Success factors for a circular economy
Thinking circularly is quite complicated. The producers must do it right from the beginning with the right quality and the right choice of material. What is more, recycled materials must also be cheaper than new ones, which is not always the fact today. This is a major transition, which means that is also a major challenge.
“By thinking climate-smart from the beginning, it is possible to extend the lifespan of the product or to make it easier for the consumer to repair it at a later stage. If, for instance, renting a product, it is easy to get it repaired or exchanged. This means that the parts of the products can be utilised by the manufacturer directly. It is also about expectations. Do we expect to have a perfect, new mobile phone, or can we make do with a slightly simpler one for some time still? What is necessary and what is luxury consumption, really?”, Rosenlund continues.
Circular economy – a broad field of research
In the future, Rosenlund would like to continue conducting research within the field and it seems there will be no shortage of questions that need to be dealt with.
“There are plenty of interesting ideas to continue working with. Making the true value/cost of the material in products visible, as well as where these materials come from. What actually drives consumption and production from the start. It would also be interesting to continue working with household waste.
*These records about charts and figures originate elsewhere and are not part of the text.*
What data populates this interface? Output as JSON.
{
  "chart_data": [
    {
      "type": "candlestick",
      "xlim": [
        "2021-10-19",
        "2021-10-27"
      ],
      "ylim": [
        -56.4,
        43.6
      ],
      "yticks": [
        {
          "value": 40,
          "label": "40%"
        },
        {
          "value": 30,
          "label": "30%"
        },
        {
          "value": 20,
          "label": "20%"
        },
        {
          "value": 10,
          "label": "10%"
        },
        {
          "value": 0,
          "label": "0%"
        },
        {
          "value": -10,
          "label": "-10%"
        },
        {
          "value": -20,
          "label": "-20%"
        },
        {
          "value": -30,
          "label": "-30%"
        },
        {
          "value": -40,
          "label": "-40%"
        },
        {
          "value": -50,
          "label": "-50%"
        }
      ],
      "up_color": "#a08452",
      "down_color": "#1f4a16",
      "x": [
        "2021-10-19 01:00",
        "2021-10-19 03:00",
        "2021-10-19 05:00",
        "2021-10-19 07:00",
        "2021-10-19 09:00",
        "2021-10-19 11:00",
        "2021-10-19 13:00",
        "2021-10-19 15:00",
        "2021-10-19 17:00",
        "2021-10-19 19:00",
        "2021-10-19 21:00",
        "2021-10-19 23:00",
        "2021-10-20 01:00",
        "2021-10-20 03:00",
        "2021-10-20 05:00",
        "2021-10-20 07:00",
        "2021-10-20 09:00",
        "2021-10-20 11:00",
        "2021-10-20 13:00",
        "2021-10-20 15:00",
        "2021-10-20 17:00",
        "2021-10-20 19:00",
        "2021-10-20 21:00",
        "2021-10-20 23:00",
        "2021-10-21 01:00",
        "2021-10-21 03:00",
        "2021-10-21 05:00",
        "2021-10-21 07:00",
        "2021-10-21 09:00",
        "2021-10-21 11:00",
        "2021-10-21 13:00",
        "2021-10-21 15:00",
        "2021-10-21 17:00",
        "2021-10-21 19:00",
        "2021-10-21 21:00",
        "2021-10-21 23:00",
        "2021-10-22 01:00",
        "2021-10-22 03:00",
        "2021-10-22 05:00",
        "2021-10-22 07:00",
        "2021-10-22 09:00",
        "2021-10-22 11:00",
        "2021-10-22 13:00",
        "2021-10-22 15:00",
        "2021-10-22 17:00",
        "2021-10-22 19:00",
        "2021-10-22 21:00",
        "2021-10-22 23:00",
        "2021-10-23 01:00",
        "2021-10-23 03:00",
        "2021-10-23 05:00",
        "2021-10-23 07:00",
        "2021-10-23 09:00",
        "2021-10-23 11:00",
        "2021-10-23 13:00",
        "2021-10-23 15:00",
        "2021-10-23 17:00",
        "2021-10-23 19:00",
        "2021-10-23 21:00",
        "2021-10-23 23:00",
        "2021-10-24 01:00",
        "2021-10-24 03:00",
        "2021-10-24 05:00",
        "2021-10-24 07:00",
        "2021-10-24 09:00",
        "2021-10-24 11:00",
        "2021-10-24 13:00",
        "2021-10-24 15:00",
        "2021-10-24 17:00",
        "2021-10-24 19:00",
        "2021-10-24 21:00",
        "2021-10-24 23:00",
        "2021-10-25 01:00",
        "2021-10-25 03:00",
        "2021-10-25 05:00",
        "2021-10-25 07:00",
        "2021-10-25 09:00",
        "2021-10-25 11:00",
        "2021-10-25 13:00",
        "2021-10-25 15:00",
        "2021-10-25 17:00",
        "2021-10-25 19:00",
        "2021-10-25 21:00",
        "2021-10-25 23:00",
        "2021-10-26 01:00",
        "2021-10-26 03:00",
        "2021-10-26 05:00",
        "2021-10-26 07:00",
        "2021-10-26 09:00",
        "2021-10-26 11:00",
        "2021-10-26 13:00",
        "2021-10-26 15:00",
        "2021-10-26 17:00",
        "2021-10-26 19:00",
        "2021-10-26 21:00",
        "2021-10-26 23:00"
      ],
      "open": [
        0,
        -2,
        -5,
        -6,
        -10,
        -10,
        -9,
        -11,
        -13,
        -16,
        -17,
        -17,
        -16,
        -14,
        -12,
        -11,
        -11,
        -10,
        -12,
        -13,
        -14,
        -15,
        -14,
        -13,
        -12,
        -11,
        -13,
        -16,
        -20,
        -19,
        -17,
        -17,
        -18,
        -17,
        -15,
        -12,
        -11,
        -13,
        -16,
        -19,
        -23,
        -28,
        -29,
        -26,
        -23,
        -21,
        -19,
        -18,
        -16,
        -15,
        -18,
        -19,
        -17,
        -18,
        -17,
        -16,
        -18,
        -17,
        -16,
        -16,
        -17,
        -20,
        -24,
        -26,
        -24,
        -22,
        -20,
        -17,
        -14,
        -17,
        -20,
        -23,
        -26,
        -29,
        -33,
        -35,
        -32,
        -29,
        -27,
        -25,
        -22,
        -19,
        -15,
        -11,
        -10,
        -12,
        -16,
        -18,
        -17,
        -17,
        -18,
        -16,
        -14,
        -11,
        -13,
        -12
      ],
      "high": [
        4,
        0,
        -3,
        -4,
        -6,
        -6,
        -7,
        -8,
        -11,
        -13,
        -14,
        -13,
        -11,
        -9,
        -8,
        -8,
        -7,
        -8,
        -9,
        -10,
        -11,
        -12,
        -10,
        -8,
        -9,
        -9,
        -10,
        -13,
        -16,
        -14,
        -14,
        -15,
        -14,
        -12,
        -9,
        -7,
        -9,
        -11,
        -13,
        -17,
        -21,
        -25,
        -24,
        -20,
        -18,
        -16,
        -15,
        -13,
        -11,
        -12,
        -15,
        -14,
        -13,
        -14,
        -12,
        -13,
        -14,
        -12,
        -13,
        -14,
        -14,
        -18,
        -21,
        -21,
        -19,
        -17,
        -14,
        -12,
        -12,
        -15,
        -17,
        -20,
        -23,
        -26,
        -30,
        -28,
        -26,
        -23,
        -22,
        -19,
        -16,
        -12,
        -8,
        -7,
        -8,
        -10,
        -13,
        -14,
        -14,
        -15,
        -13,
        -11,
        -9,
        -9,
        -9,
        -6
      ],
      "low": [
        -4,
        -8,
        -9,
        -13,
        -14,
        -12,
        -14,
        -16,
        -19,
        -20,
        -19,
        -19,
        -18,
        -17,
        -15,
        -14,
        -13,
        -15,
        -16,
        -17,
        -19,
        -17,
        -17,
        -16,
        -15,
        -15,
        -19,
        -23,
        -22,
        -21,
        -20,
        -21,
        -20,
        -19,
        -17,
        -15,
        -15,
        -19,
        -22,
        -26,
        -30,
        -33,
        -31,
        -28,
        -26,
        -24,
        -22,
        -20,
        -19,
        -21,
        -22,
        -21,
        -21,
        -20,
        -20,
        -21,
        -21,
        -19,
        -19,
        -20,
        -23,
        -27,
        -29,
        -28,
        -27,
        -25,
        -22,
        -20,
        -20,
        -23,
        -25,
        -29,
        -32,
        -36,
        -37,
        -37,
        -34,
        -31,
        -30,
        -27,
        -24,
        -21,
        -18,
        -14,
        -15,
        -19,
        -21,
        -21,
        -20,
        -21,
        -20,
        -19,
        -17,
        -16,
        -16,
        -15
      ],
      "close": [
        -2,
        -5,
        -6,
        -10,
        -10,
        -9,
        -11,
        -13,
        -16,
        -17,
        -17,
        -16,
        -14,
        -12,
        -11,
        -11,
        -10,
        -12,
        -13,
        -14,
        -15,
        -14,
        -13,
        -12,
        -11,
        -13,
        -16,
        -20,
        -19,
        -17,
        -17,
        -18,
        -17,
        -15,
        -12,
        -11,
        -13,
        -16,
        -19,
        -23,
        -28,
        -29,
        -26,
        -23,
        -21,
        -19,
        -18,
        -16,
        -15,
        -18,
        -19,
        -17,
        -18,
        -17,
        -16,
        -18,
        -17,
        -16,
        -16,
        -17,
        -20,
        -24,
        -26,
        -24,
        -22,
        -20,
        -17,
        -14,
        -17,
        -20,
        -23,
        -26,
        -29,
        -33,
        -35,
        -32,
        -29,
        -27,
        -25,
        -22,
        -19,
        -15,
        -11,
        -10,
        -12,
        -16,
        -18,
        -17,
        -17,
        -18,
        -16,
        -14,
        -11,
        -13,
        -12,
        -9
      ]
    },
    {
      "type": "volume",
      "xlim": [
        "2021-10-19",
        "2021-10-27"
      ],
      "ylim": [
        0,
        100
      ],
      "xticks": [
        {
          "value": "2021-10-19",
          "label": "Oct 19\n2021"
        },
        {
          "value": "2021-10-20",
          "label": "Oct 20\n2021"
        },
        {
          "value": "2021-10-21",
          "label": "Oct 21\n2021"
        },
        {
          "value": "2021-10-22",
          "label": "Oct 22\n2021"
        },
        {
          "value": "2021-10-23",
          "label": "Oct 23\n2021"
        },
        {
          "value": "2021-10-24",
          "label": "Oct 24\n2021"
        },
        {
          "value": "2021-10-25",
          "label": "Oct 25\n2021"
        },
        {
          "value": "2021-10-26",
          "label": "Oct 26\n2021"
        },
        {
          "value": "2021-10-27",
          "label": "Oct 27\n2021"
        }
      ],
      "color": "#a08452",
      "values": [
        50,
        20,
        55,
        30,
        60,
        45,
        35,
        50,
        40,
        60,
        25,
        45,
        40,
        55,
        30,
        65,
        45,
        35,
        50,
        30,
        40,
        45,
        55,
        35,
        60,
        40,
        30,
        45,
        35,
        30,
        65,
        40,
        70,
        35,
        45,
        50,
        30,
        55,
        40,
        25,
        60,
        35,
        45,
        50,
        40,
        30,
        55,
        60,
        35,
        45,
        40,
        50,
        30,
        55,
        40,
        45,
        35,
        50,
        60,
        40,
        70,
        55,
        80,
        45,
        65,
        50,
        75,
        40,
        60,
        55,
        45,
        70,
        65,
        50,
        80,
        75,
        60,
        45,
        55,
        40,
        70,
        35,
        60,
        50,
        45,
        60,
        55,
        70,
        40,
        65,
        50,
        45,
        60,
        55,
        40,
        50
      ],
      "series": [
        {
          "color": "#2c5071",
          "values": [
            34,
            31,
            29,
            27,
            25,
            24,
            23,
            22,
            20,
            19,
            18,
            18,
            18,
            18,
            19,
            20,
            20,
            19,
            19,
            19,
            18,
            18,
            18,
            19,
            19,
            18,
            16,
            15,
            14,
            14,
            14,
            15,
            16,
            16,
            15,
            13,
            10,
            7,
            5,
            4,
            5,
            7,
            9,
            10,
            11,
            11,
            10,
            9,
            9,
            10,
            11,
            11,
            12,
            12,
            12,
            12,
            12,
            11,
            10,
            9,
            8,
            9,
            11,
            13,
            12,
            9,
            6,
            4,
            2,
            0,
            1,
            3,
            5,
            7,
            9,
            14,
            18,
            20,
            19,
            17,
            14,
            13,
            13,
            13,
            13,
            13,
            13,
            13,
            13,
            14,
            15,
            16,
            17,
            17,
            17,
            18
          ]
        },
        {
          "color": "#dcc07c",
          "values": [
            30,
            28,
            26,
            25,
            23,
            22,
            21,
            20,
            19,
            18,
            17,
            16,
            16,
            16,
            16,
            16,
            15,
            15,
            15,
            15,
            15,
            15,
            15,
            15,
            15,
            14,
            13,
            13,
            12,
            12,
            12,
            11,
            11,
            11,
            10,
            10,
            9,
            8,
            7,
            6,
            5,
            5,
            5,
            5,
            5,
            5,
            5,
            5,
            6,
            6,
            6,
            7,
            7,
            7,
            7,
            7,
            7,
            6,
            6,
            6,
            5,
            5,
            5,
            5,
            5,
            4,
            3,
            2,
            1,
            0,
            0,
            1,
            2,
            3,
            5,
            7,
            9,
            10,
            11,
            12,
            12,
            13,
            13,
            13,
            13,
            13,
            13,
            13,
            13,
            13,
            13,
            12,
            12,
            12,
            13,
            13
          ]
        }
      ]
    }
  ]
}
We will have to tackle the waste issue for quite some time ahead, which means that getting as good a recycling in place as possible will make a difference”, says Rosenlund.
Hope for the future
Even though we are facing major challenges, and very many things must match up, Rosenlund has a positive view of the future. He thinks that many things are moving in the right direction.
“So much is happening right now, and a lot of people are taking good initiatives – also in Småland I’ve seen many organisation that set good examples. We will become more circular. It may not be possible to become 100 percent circular, but there is great potential for major improvement. Hopefully, ten years from now, we will look back on this time and be amazed at how wasteful we were!, Rosenlund concludes.